This Vietnamese specialty has also become favourite of many visiting foreigners. Literature Professor Tran Thu Dung from Paris shares the story about this specialty which has now been favourite by many foreigners.
One day before the lunar New Year’s Eve, I asked my manager to have a day off, explaining that according to Vietnamese traditions, the first day of the lunar year is dedicated to rest as a wish for leisure time in the coming year.Surprisingly, my manager, a young man from France, approved my request as long as I would bring some pieces of nem ran (fried spring roll) when I returned to work. He said he would in return bring in some wine so we could celebrate the Lunar New Year.
He then told me about his uncle, who had lived in Indochina and Hong Kong and had an interest in Vietnamese dishes, such as Pho (noodle), bun cha (rice noodle served with grilled pork), banh cuon (steamed rolled rice pancake), and especially, nem (spring roll). His uncle had taken him to Vietnamese restaurants, to share with his nephew his love for Vietnam’s nem.
The conversation with the French man took me back to the old days. I remember Tet during wartime when I was always so excited to breathe the delicious smell of nem.
Nem is an ensemble of natural ingredients and flavours, including rice paper, pork belly, onion, fungus, vermicelli, eggs, pepper, shrimp, sea crab, carrot, kohlrabi and bean sprout. The stuffing is minced, seasoned and kneaded together with all colours of the spring.
The mixture is then rolled in flat rice paper and fried in at a heat which is low enough to avoid the cover from being broken while high enough to make the paper crispy.
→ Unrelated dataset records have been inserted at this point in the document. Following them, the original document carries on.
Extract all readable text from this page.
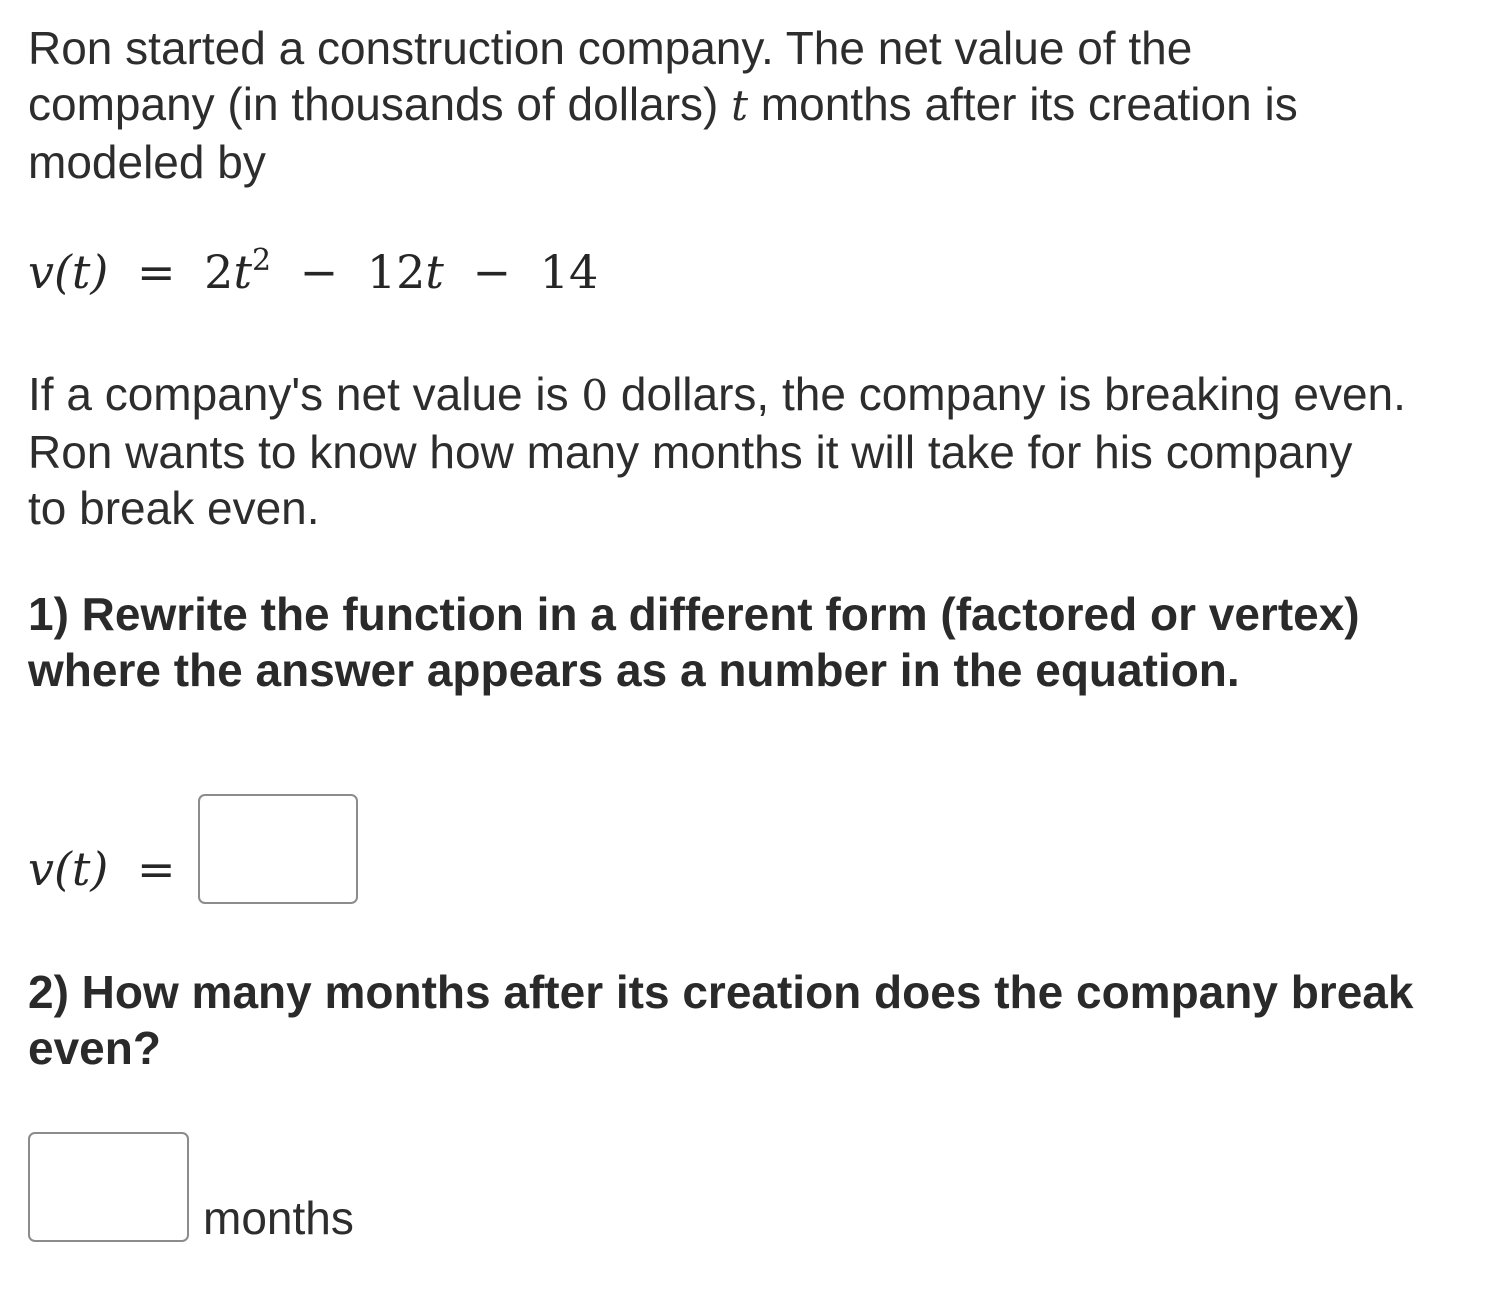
Ron started a construction company. The net value of the
company (in thousands of dollars) t months after its creation is
modeled by

$v(t) = 2t^2 - 12t - 14$

If a company's net value is 0 dollars, the company is breaking even.
Ron wants to know how many months it will take for his company
to break even.

1) Rewrite the function in a different form (factored or vertex)
where the answer appears as a number in the equation.

v(t) =

2) How many months after its creation does the company break
even?

months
The dish is served with fresh salad type vegetables and a sauce which is a mixture of water, sugar, lemon and chili.
The sophistication of cooking nem once made it a great luxury; rich families used to consume it only during celebrations.
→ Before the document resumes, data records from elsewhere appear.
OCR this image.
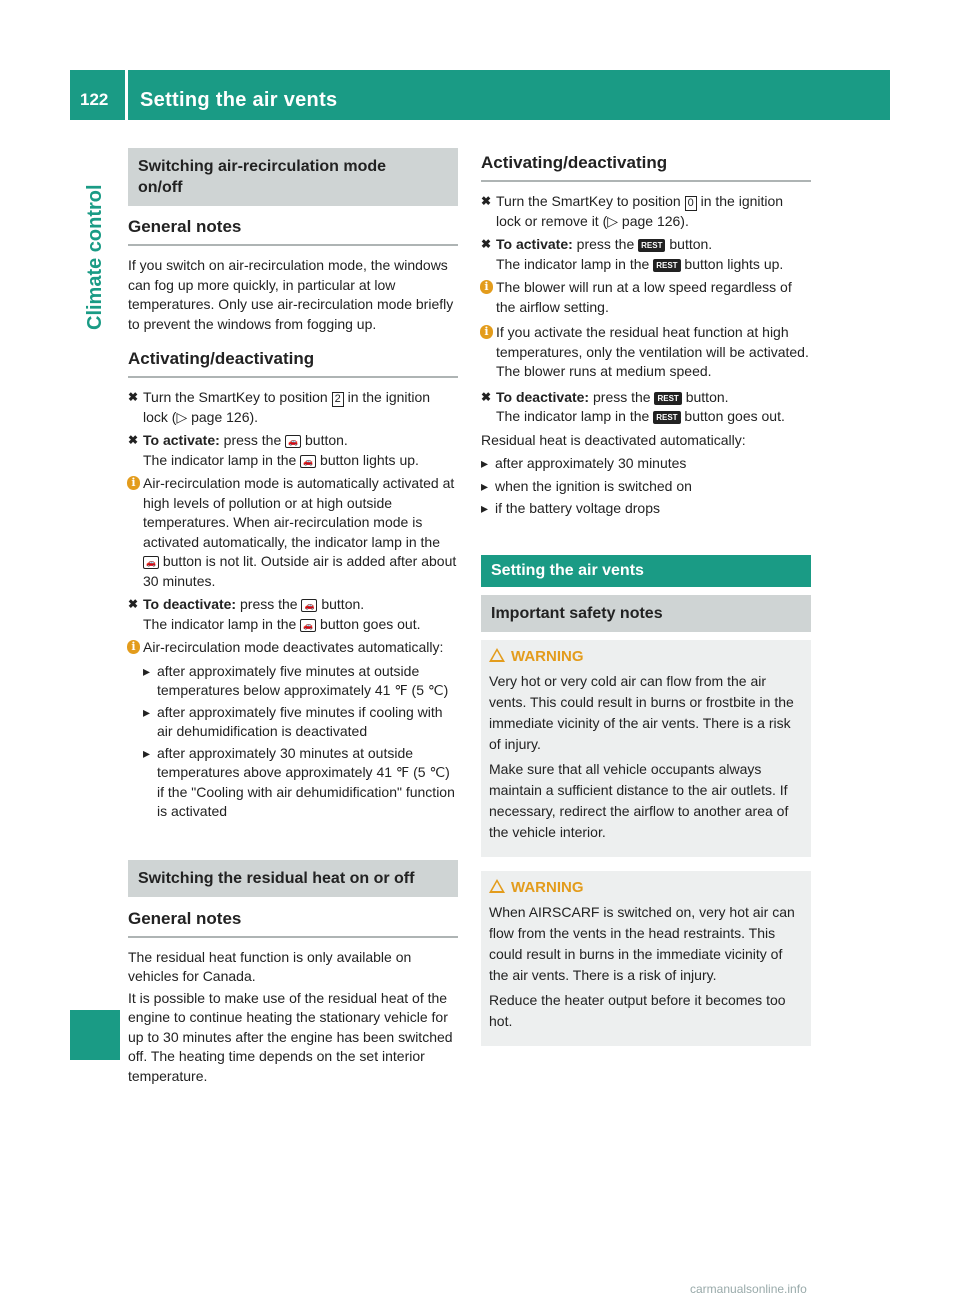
122 Setting the air vents
Climate control
Switching air-recirculation mode on/off
General notes

If you switch on air-recirculation mode, the windows can fog up more quickly, in particular at low temperatures. Only use air-recirculation mode briefly to prevent the windows from fogging up.

Activating/deactivating
✖ Turn the SmartKey to position 2 in the ignition lock (▷ page 126).
✖ To activate: press the 🚗 button.
The indicator lamp in the 🚗 button lights up.
i Air-recirculation mode is automatically activated at high levels of pollution or at high outside temperatures. When air-recirculation mode is activated automatically, the indicator lamp in the 🚗 button is not lit. Outside air is added after about 30 minutes.
✖ To deactivate: press the 🚗 button.
The indicator lamp in the 🚗 button goes out.
i Air-recirculation mode deactivates automatically:
▸ after approximately five minutes at outside temperatures below approximately 41 ℉ (5 ℃)
▸ after approximately five minutes if cooling with air dehumidification is deactivated
▸ after approximately 30 minutes at outside temperatures above approximately 41 ℉ (5 ℃) if the "Cooling with air dehumidification" function is activated
Switching the residual heat on or off
General notes

The residual heat function is only available on vehicles for Canada.

It is possible to make use of the residual heat of the engine to continue heating the stationary vehicle for up to 30 minutes after the engine has been switched off. The heating time depends on the set interior temperature.

Activating/deactivating
✖ Turn the SmartKey to position 0 in the ignition lock or remove it (▷ page 126).
✖ To activate: press the REST button.
The indicator lamp in the REST button lights up.
i The blower will run at a low speed regardless of the airflow setting.
i If you activate the residual heat function at high temperatures, only the ventilation will be activated. The blower runs at medium speed.
✖ To deactivate: press the REST button.
The indicator lamp in the REST button goes out.

Residual heat is deactivated automatically:

▸ after approximately 30 minutes
▸ when the ignition is switched on
▸ if the battery voltage drops
Setting the air vents
Important safety notes
WARNING

Very hot or very cold air can flow from the air vents. This could result in burns or frostbite in the immediate vicinity of the air vents. There is a risk of injury.

Make sure that all vehicle occupants always maintain a sufficient distance to the air outlets. If necessary, redirect the airflow to another area of the vehicle interior.

WARNING

When AIRSCARF is switched on, very hot air can flow from the vents in the head restraints. This could result in burns in the immediate vicinity of the air vents. There is a risk of injury.

Reduce the heater output before it becomes too hot.

carmanualsonline.info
As it was made for royal members and upper class, the French named it ‘Pâté Impériale’ (royal pastry filled with meat).
Nem, which originated from the northern region of Vietnam, is different from Lao som moo (pork sausage), which tastes like Vietnam's nem chua (fermented pork roll) and China’s chunjua (egg roll), which has less ingredients with thicker paper.
At first sight, Vietnam’s nem looks like China’s chunjua, that is why it was once mistakenly called ‘egg roll’ in the English language. This misunderstanding led people to believe that nem originated from China.
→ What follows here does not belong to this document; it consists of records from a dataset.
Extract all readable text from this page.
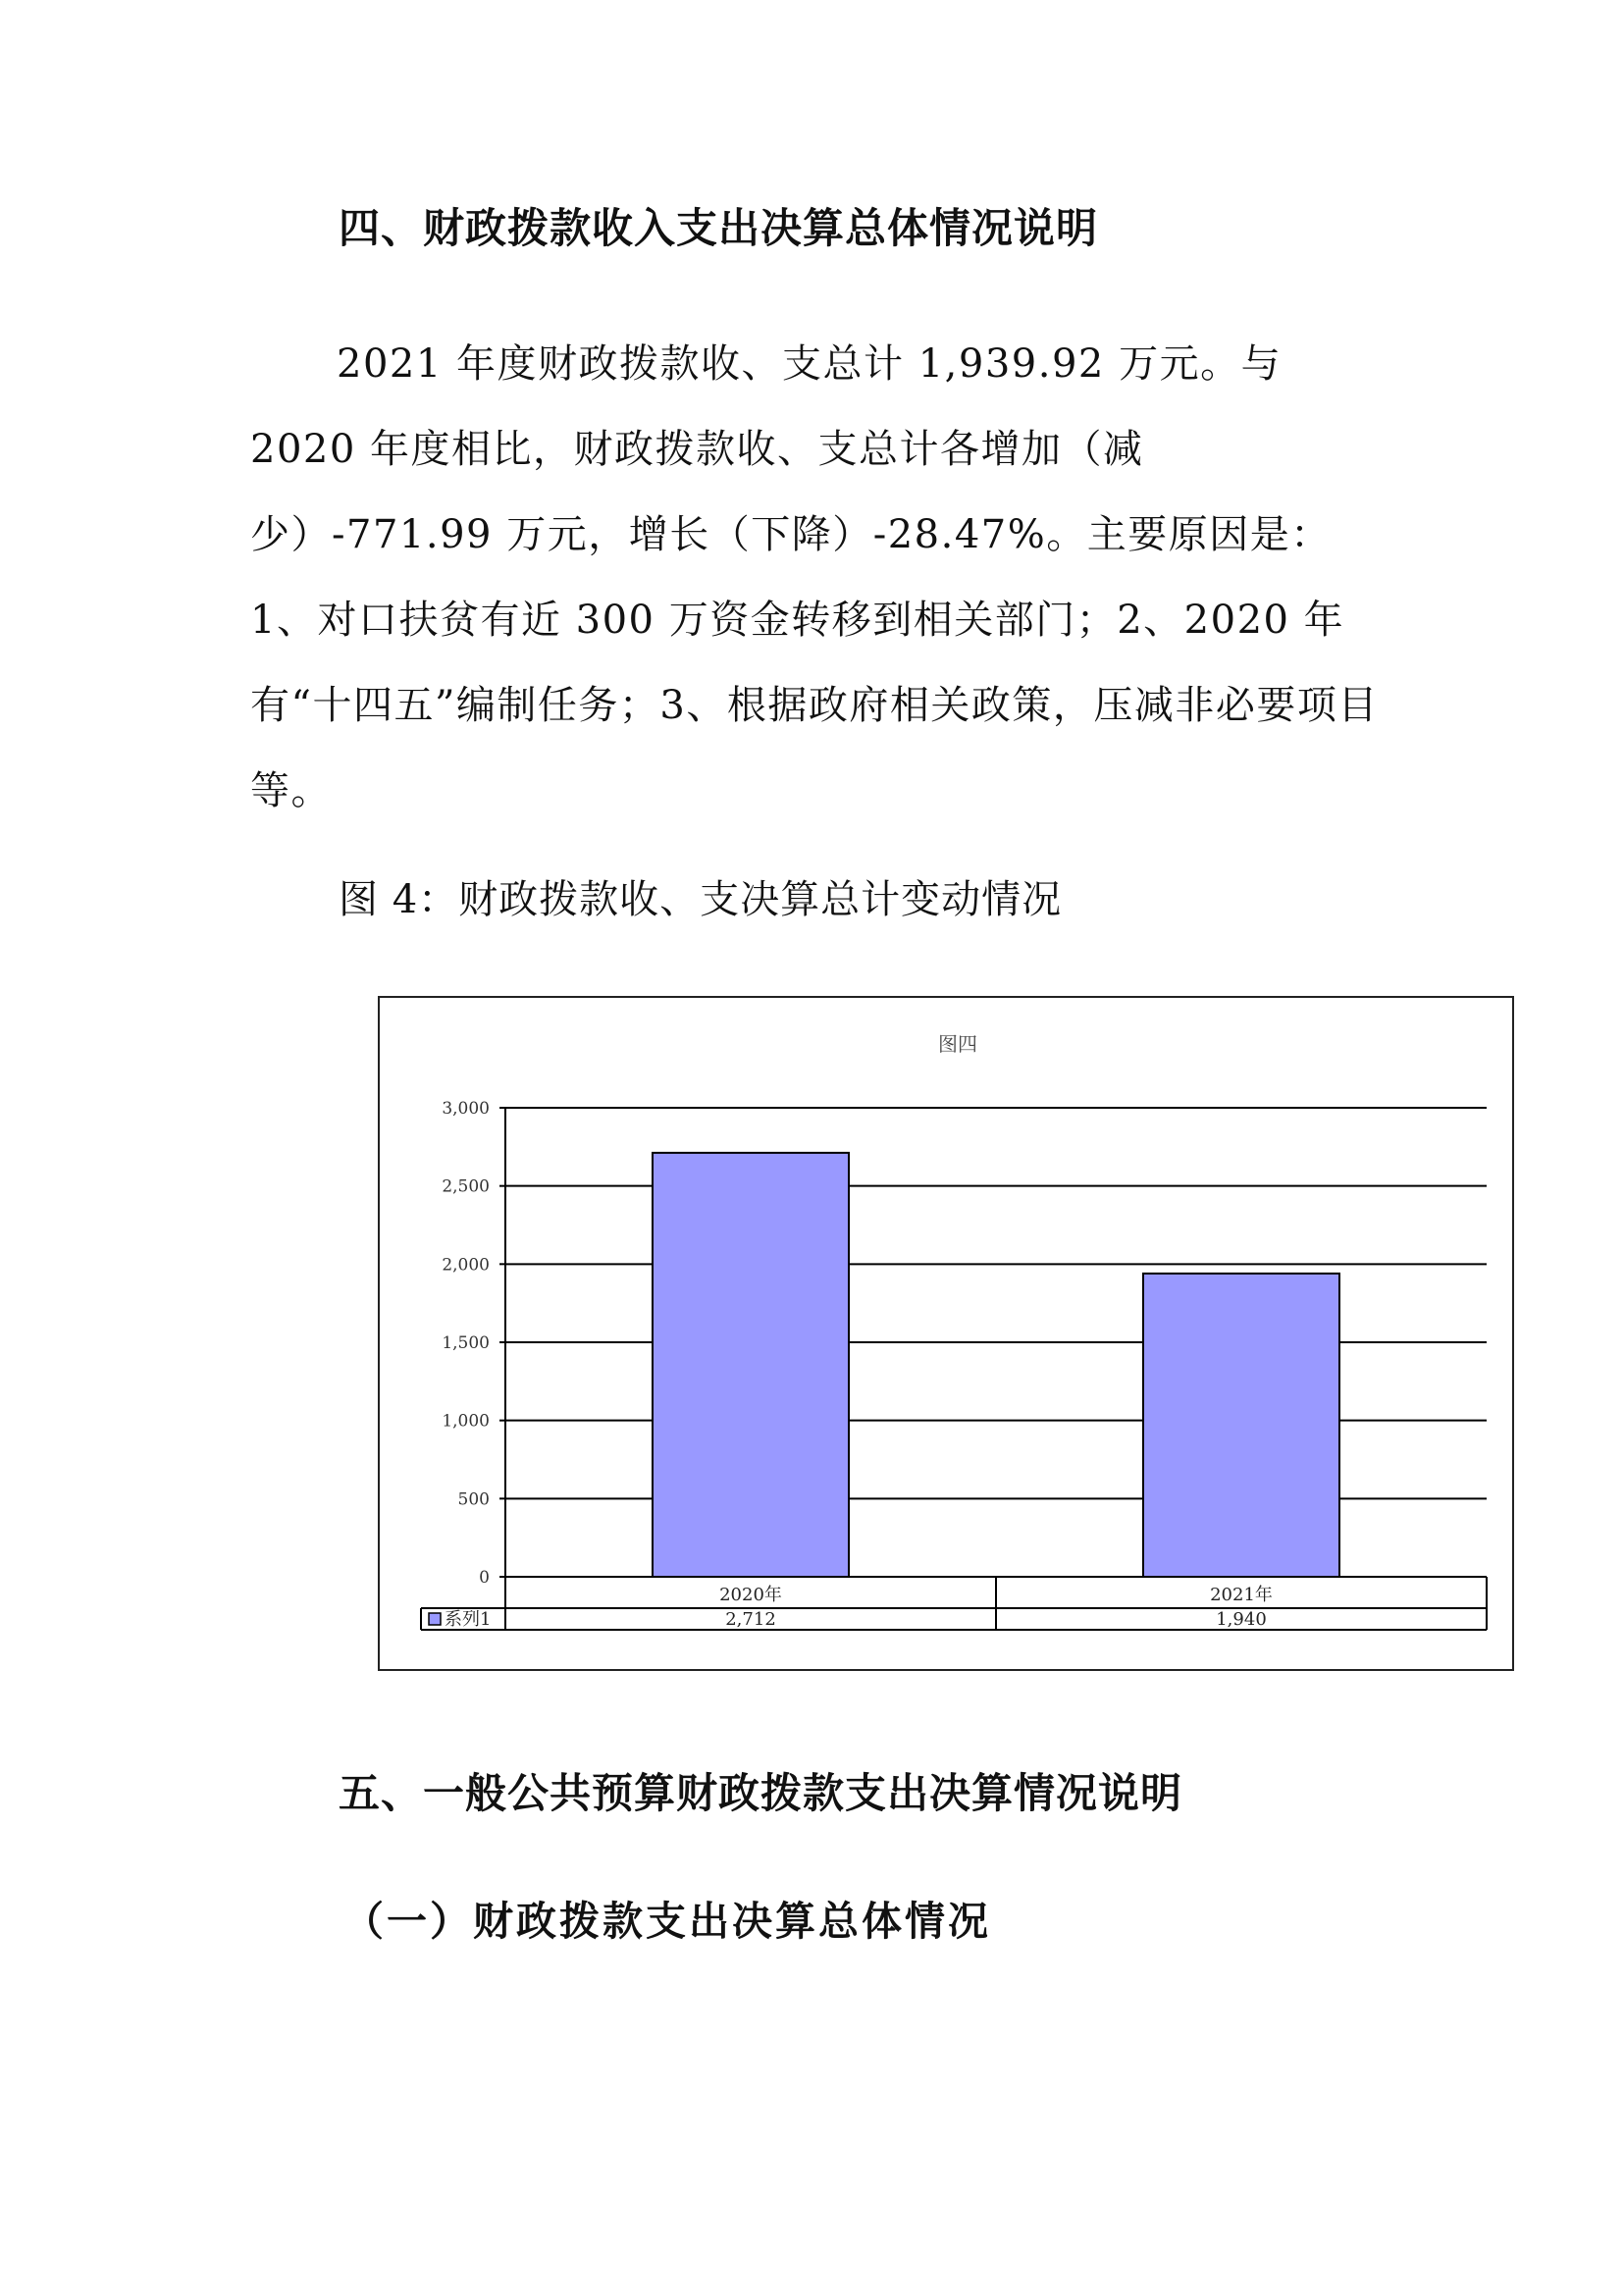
四、财政拨款收入支出决算总体情况说明

2021 年度财政拨款收、支总计 1,939.92 万元。与 2020 年度相比，财政拨款收、支总计各增加（减少）-771.99 万元，增长（下降）-28.47%。主要原因是：1、对口扶贫有近 300 万资金转移到相关部门；2、2020 年有“十四五”编制任务；3、根据政府相关政策，压减非必要项目等。

图 4：财政拨款收、支决算总计变动情况

图四
0
500
1,000
1,500
2,000
2,500
3,000
2020年
2,712
2021年
1,940
系列1
五、一般公共预算财政拨款支出决算情况说明
（一）财政拨款支出决算总体情况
Vietnam’s nem is more elegant in appearance as it uses thinner paper and has a greater diversity of flavours. Plus, the sauce accompanying this delicacy is made using fish sauce, a Vietnamese signature ingredient.
The French, who were present in Indochina and China for generations can spot the difference and offer great praise to Vietnam’s nem. Even France’s Larousse dictionary listed nem as a ‘spécialité Vietnamienne’ (specialty of Vietnam).
Visitors to a country not only want to enjoy the natural landscapes there but also strive to experience indigenous cuisine. It is cheese in France, sushi in Japan, spaghetti in Italy and in Vietnam, it is nem.
Today, nem can be found many big supermarkets in Europe, particularly in France and frozen nem have been exported to many other countries to meet the huge demand and appreciation for the dish.
Vietnamese people in the US, UK or English speaking countries who are doing business there should keep the Vietnamese name of nem or cha gio as the dish is called in southern region instead of ‘egg roll’, much like Italy’s spaghetti and pizza and Japan’s sushi are presented on a menu. By doing so, we can identify that nem or cha gio is a specialty of the Vietnamese people.
Cuisine is a part of culture, and the essence of cuisine is also the soul of a country’s culture. The preservation of a country’s culture not only includes the preservation of language, religion and music but also includes the protection of cuisine. Thus, protecting the country’ cuisine contributes to the protection of our cultural values.